Davide Sacco è il giovane regista che ha messo in scena l’opera ‘Il Grande circo degli incornati’, che repliche in diversi teatri italiani e presentato nell’ambito della rassegna ArteFiera al Teatro Sannazaro.

Molto particolare l’impostazione di questa performance, dove la vena politica scorre nell’affrontare un tema come quello della mancanza delle sovvenzioni. Ha preso il coraggio a piene mani per scuotere il sistema cultura?

Brecht lo aveva fatto molto meglio e molto prima di noi.

Sembra come se tutti sappiano e nessuno dica nulla.

Sì è una cosa giusta, tutti lo sanno da sempre. La gouache dell’oleografia di Napoli non rientri nel mio interesse. Non riesco ad attaccarmi a nulla che non mi permetta di dire la mia, perché nella vita, la nostra, in qualsiasi forma dobbiamo sempre dire la nostra ed essere cittadini del nostro tempo. Vivendo nella nostra epoca, seppur nella sua difficoltà, è giusto che ci sia anche un altro modo di vivere. Rispetto al testo in sé e per sé, nudo e crudo, dove facciamo sempre tanto di cappello all’autore, lavoriamo semplicemente per creare qualcosa di bello, ma soprattutto di utile. Un bello che ti lascia la bellezza dentro e permetta di costruirla in una maniera o nell’altra. Crescere, cambiare, avere una percezione di idee, poi se positiva o negativa questo è un de gustibus, è la storia personale di ognuno di noi. Però fa nascere una domanda, un dubbio, un punto interrogativo.

Quale domanda vuol spronare a formulare? Parlare di questa crisi, delle sovvenzioni dello spettacolo?

Io voglio sempre dire che dietro il mondo dello spettacolo ci sono lavoratori, come i lavoratori di una azienda, di una fabbrica, sono quelli di un teatro. Il teatro e tutte le forme d’arte sono imprese, dove i lavoratori hanno figli a carico con caratteristiche logistiche e di vita. Sono vittime di un buon e cattivo tempo, di assensi o dinieghi, di certi altri cappelletti molto più grandi di noi, più viscidi se non macchiavellici. Non è giusto che il teatro non venga considerato come un settore di impresa, come quelle imprese i cui lavoratori sono scesi in piazza due settimane fa per il posto di lavoro. Al pari suo siamo anche noi, perché non c’è un noi ed un voi, perché il lavoratore è un lavoratore, il cattivo politico è un cattivo politico, il cattivo ministero è un cattivo ministero. Con il grande particolare che oltre la logistica del buon amministrare ed il non buon amministrare, il teatro è vittima anche di un de gustibus anche questo utilizzato a pro e contro. Anche il de gustibus stesso è divenuto vittima di un sistema di sovvenzionamento dove attorno ci sono cose non positive, ci sono tante mani sulla città, come descriveva benissimo Rosi. Il nostro settore è molto simile, non cambia di molto. Brecht lo diceva con valori diversi, a suo tempo, lui faceva un discorso un pò diverso, però non è molto lontano da quello odierno. Petito lo diceva ancora prima, che c’era un teatro di serie A ed uno di serie B. C’è il lavoratore di serie A ed il lavoratore di serie B, il teatro è un lavoro di serie B. Non è giusto se questo lavoro, questa arte è tra quelle che può aiutare a salvare il mondo, quello che diceva Dostoevskij, la bellezza che salverà il mondo.

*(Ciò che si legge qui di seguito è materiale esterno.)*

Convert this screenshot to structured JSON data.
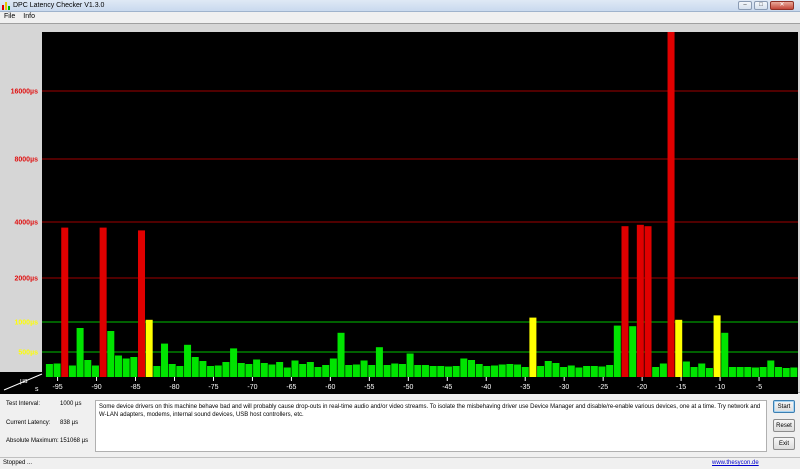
{
  "window": {
    "title": "DPC Latency Checker V1.3.0",
    "buttons": [
      "–",
      "□",
      "✕"
    ]
  },
  "menu": [
    "File",
    "Info"
  ],
  "chart_data": {
    "type": "bar",
    "y_unit": "µs",
    "x_unit": "s",
    "y_scale": "piecewise",
    "y_ticks": [
      {
        "value": 500,
        "label": "500µs",
        "color": "#ffff00",
        "line": "#00c000"
      },
      {
        "value": 1000,
        "label": "1000µs",
        "color": "#ffff00",
        "line": "#00c000"
      },
      {
        "value": 2000,
        "label": "2000µs",
        "color": "#e01010",
        "line": "#a00000"
      },
      {
        "value": 4000,
        "label": "4000µs",
        "color": "#e01010",
        "line": "#a00000"
      },
      {
        "value": 8000,
        "label": "8000µs",
        "color": "#e01010",
        "line": "#a00000"
      },
      {
        "value": 16000,
        "label": "16000µs",
        "color": "#e01010",
        "line": "#a00000"
      }
    ],
    "x_ticks": [
      -95,
      -90,
      -85,
      -80,
      -75,
      -70,
      -65,
      -60,
      -55,
      -50,
      -45,
      -40,
      -35,
      -30,
      -25,
      -20,
      -15,
      -10,
      -5
    ],
    "x_range": [
      -97,
      0
    ],
    "bar_width_s": 0.9,
    "colors": {
      "ok": "#00e400",
      "warn": "#ffff00",
      "bad": "#e00000",
      "background": "#000000"
    },
    "values": [
      260,
      270,
      3800,
      230,
      900,
      340,
      230,
      3800,
      850,
      430,
      370,
      400,
      3700,
      1050,
      220,
      640,
      260,
      220,
      620,
      400,
      320,
      220,
      230,
      300,
      560,
      280,
      260,
      350,
      280,
      250,
      300,
      190,
      330,
      260,
      300,
      200,
      240,
      370,
      820,
      240,
      250,
      330,
      240,
      580,
      240,
      270,
      260,
      470,
      240,
      240,
      220,
      220,
      210,
      220,
      370,
      340,
      260,
      220,
      230,
      250,
      260,
      250,
      200,
      1100,
      220,
      320,
      280,
      200,
      230,
      190,
      220,
      220,
      210,
      240,
      940,
      3850,
      930,
      3900,
      3850,
      200,
      270,
      38000,
      1050,
      310,
      200,
      270,
      180,
      1150,
      820,
      200,
      200,
      200,
      190,
      200,
      330,
      200,
      180,
      190
    ]
  },
  "info": {
    "test_interval_label": "Test Interval:",
    "test_interval_value": "1000 µs",
    "current_latency_label": "Current Latency:",
    "current_latency_value": "838 µs",
    "absolute_maximum_label": "Absolute Maximum:",
    "absolute_maximum_value": "151068 µs",
    "message": "Some device drivers on this machine behave bad and will probably cause drop-outs in real-time audio and/or video streams. To isolate the misbehaving driver use Device Manager and disable/re-enable various devices, one at a time. Try network and W-LAN adapters, modems, internal sound devices, USB host controllers, etc."
  },
  "buttons": {
    "start": "Start",
    "reset": "Reset",
    "exit": "Exit"
  },
  "status": {
    "text": "Stopped ...",
    "link": "www.thesycon.de"
  }
}
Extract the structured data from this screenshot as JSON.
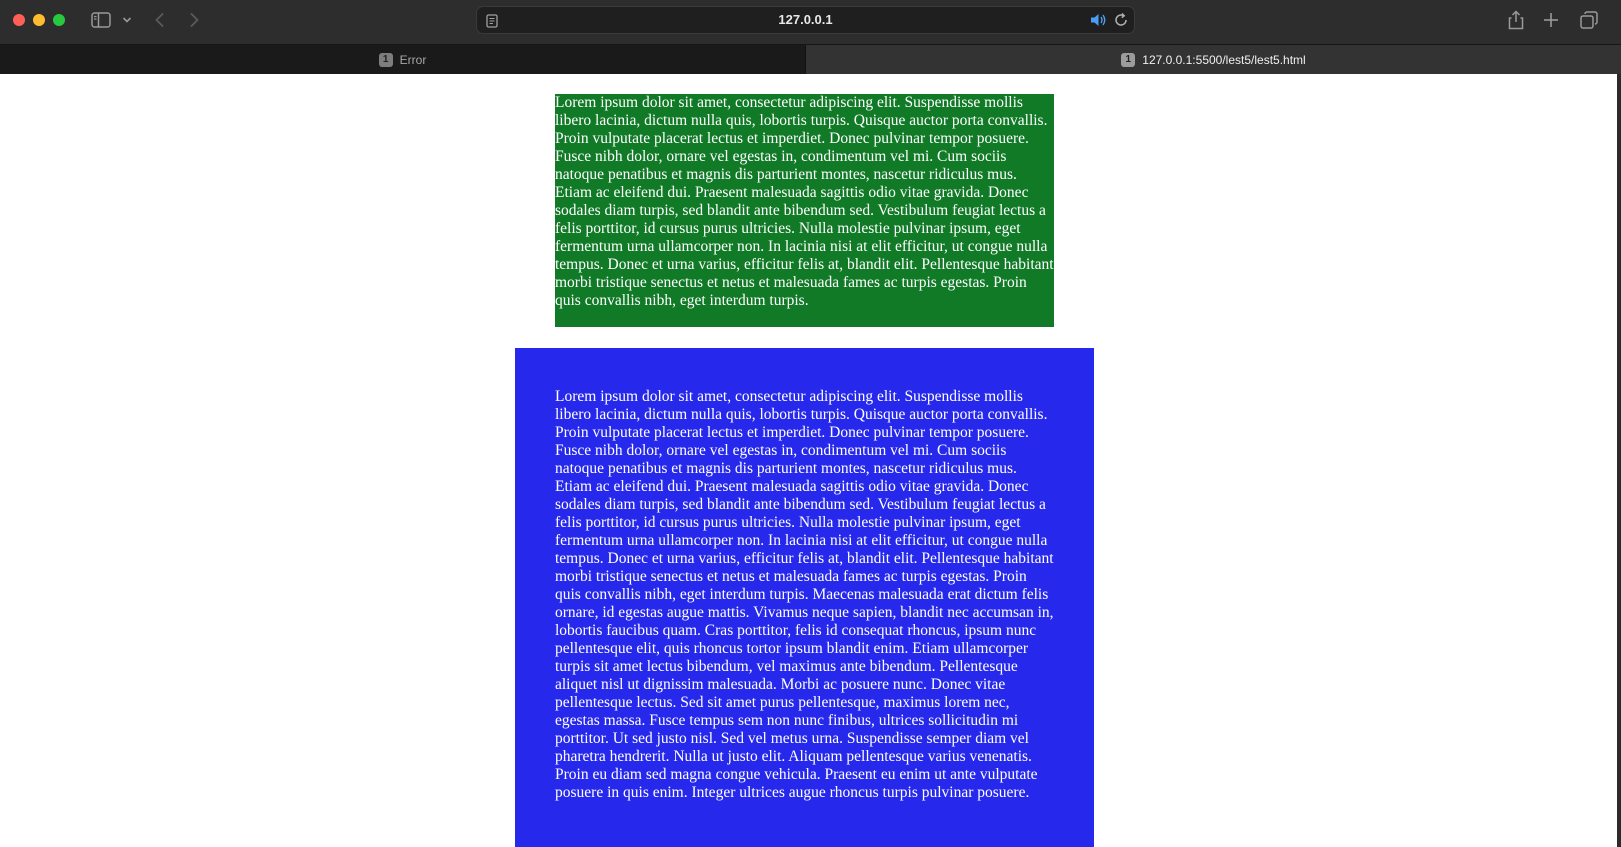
{
  "browser": {
    "address_bar": {
      "url": "127.0.0.1"
    },
    "tabs": [
      {
        "badge": "1",
        "label": "Error",
        "active": false
      },
      {
        "badge": "1",
        "label": "127.0.0.1:5500/lest5/lest5.html",
        "active": true
      }
    ],
    "icons": {
      "sidebar": "sidebar-icon",
      "chevron": "chevron-down-icon",
      "back": "back-arrow-icon",
      "forward": "forward-arrow-icon",
      "page": "page-icon",
      "speaker": "speaker-icon",
      "reload": "reload-icon",
      "share": "share-icon",
      "new_tab": "plus-icon",
      "tab_overview": "tab-overview-icon"
    }
  },
  "page": {
    "green_block": {
      "text": "Lorem ipsum dolor sit amet, consectetur adipiscing elit. Suspendisse mollis libero lacinia, dictum nulla quis, lobortis turpis. Quisque auctor porta convallis. Proin vulputate placerat lectus et imperdiet. Donec pulvinar tempor posuere. Fusce nibh dolor, ornare vel egestas in, condimentum vel mi. Cum sociis natoque penatibus et magnis dis parturient montes, nascetur ridiculus mus. Etiam ac eleifend dui. Praesent malesuada sagittis odio vitae gravida. Donec sodales diam turpis, sed blandit ante bibendum sed. Vestibulum feugiat lectus a felis porttitor, id cursus purus ultricies. Nulla molestie pulvinar ipsum, eget fermentum urna ullamcorper non. In lacinia nisi at elit efficitur, ut congue nulla tempus. Donec et urna varius, efficitur felis at, blandit elit. Pellentesque habitant morbi tristique senectus et netus et malesuada fames ac turpis egestas. Proin quis convallis nibh, eget interdum turpis.",
      "background": "#117a27"
    },
    "blue_block": {
      "text": "Lorem ipsum dolor sit amet, consectetur adipiscing elit. Suspendisse mollis libero lacinia, dictum nulla quis, lobortis turpis. Quisque auctor porta convallis. Proin vulputate placerat lectus et imperdiet. Donec pulvinar tempor posuere. Fusce nibh dolor, ornare vel egestas in, condimentum vel mi. Cum sociis natoque penatibus et magnis dis parturient montes, nascetur ridiculus mus. Etiam ac eleifend dui. Praesent malesuada sagittis odio vitae gravida. Donec sodales diam turpis, sed blandit ante bibendum sed. Vestibulum feugiat lectus a felis porttitor, id cursus purus ultricies. Nulla molestie pulvinar ipsum, eget fermentum urna ullamcorper non. In lacinia nisi at elit efficitur, ut congue nulla tempus. Donec et urna varius, efficitur felis at, blandit elit. Pellentesque habitant morbi tristique senectus et netus et malesuada fames ac turpis egestas. Proin quis convallis nibh, eget interdum turpis. Maecenas malesuada erat dictum felis ornare, id egestas augue mattis. Vivamus neque sapien, blandit nec accumsan in, lobortis faucibus quam. Cras porttitor, felis id consequat rhoncus, ipsum nunc pellentesque elit, quis rhoncus tortor ipsum blandit enim. Etiam ullamcorper turpis sit amet lectus bibendum, vel maximus ante bibendum. Pellentesque aliquet nisl ut dignissim malesuada. Morbi ac posuere nunc. Donec vitae pellentesque lectus. Sed sit amet purus pellentesque, maximus lorem nec, egestas massa. Fusce tempus sem non nunc finibus, ultrices sollicitudin mi porttitor. Ut sed justo nisl. Sed vel metus urna. Suspendisse semper diam vel pharetra hendrerit. Nulla ut justo elit. Aliquam pellentesque varius venenatis. Proin eu diam sed magna congue vehicula. Praesent eu enim ut ante vulputate posuere in quis enim. Integer ultrices augue rhoncus turpis pulvinar posuere.",
      "background": "#2629ec"
    }
  }
}
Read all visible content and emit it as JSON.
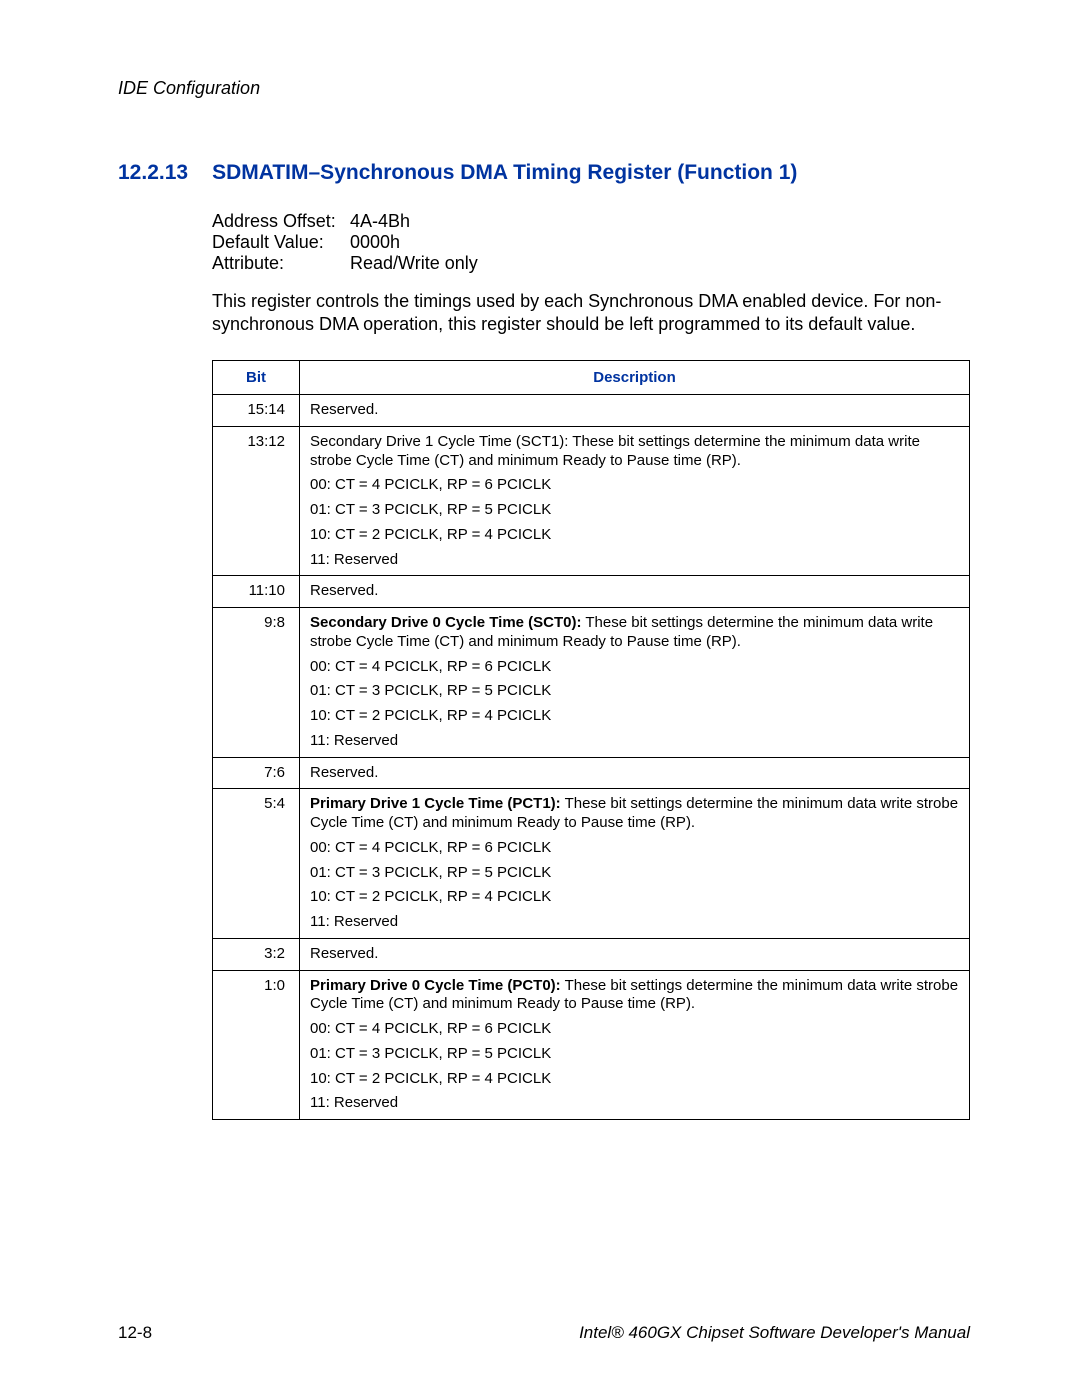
{
  "running_head": "IDE Configuration",
  "section": {
    "number": "12.2.13",
    "title": "SDMATIM–Synchronous DMA Timing Register (Function 1)"
  },
  "meta": {
    "address_offset_label": "Address Offset:",
    "address_offset_value": "4A-4Bh",
    "default_value_label": "Default Value:",
    "default_value_value": "0000h",
    "attribute_label": "Attribute:",
    "attribute_value": "Read/Write only"
  },
  "intro": "This register controls the timings used by each Synchronous DMA enabled device. For non-synchronous DMA operation, this register should be left programmed to its default value.",
  "table": {
    "headers": {
      "bit": "Bit",
      "description": "Description"
    },
    "rows": [
      {
        "bit": "15:14",
        "lines": [
          {
            "text": "Reserved."
          }
        ]
      },
      {
        "bit": "13:12",
        "lines": [
          {
            "text": "Secondary Drive 1 Cycle Time (SCT1): These bit settings determine the minimum data write strobe Cycle Time (CT) and minimum Ready to Pause time (RP)."
          },
          {
            "text": "00: CT = 4 PCICLK, RP = 6 PCICLK"
          },
          {
            "text": "01: CT = 3 PCICLK, RP = 5 PCICLK"
          },
          {
            "text": "10: CT = 2 PCICLK, RP = 4 PCICLK"
          },
          {
            "text": "11: Reserved"
          }
        ]
      },
      {
        "bit": "11:10",
        "lines": [
          {
            "text": "Reserved."
          }
        ]
      },
      {
        "bit": "9:8",
        "lines": [
          {
            "bold": "Secondary Drive 0 Cycle Time (SCT0):",
            "rest": " These bit settings determine the minimum data write strobe Cycle Time (CT) and minimum Ready to Pause time (RP)."
          },
          {
            "text": "00: CT = 4 PCICLK, RP = 6 PCICLK"
          },
          {
            "text": "01: CT = 3 PCICLK, RP = 5 PCICLK"
          },
          {
            "text": "10: CT = 2 PCICLK, RP = 4 PCICLK"
          },
          {
            "text": "11: Reserved"
          }
        ]
      },
      {
        "bit": "7:6",
        "lines": [
          {
            "text": "Reserved."
          }
        ]
      },
      {
        "bit": "5:4",
        "lines": [
          {
            "bold": "Primary Drive 1 Cycle Time (PCT1):",
            "rest": " These bit settings determine the minimum data write strobe Cycle Time (CT) and minimum Ready to Pause time (RP)."
          },
          {
            "text": "00: CT = 4 PCICLK, RP = 6 PCICLK"
          },
          {
            "text": "01: CT = 3 PCICLK, RP = 5 PCICLK"
          },
          {
            "text": "10: CT = 2 PCICLK, RP = 4 PCICLK"
          },
          {
            "text": "11: Reserved"
          }
        ]
      },
      {
        "bit": "3:2",
        "lines": [
          {
            "text": "Reserved."
          }
        ]
      },
      {
        "bit": "1:0",
        "lines": [
          {
            "bold": "Primary Drive 0 Cycle Time (PCT0):",
            "rest": " These bit settings determine the minimum data write strobe Cycle Time (CT) and minimum Ready to Pause time (RP)."
          },
          {
            "text": "00: CT = 4 PCICLK, RP = 6 PCICLK"
          },
          {
            "text": "01: CT = 3 PCICLK, RP = 5 PCICLK"
          },
          {
            "text": "10: CT = 2 PCICLK, RP = 4 PCICLK"
          },
          {
            "text": "11: Reserved"
          }
        ]
      }
    ]
  },
  "footer": {
    "left": "12-8",
    "right": "Intel® 460GX Chipset Software Developer's Manual"
  }
}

Cosa può dirci circa l’introspezione dei personaggi che raccontano la propria storia e le musiche con i testi che riportano a Dario Fo?

La musica è un mio modo di comunicare, in generale è da un pò di tempo che il mio modo di fare teatro ha bisogno di esprimersi anche in musica come complemento. Mi interessa molto riportare al genere della commedia musicale, che è un’altra cosa rispetto al musical, è una nostra tradizione, molto bella, che sto tentando di riprendere, insieme col teatro canzone che sono binari molto simili però hanno delle caratteristiche leggermente diverse. E’ un linguaggio cui mi interessa attingere e sviluppare, trovandomi molto bene. Mi circondo di molti amici musicisti che mi danno una mano a sviluppare togliendomi le lacune musicali. Circa l’introspezione dei personaggi mi interessa far capire che ognuno di essi si è salvato grazie al circo/teatro. Non è qualcosa di molto lontano, se uno cammina un po’ per teatri parlando col custode o l’attore, scopre che tanta gente si è salvata grazie al teatro, salvandosi ognuno secondo un proprio modo. Rispettano il luogo teatro, come se rispettassero qualcuno che gli ha salvato la vita, come un custode. Una riconoscenza verso questa cosa strana ma che sappiamo benissimo della sua azione. Io penso a tutte le situazioni di associazionismo culturale che sono in certi bronx del mondo, vengo da Torre Annunziata per cui  conosco benissimo ciò di cosa parlo, ce ne sono tantissime. Credo molto nel far capire che dietro questo mondo ci sono singole persone, con singole storie.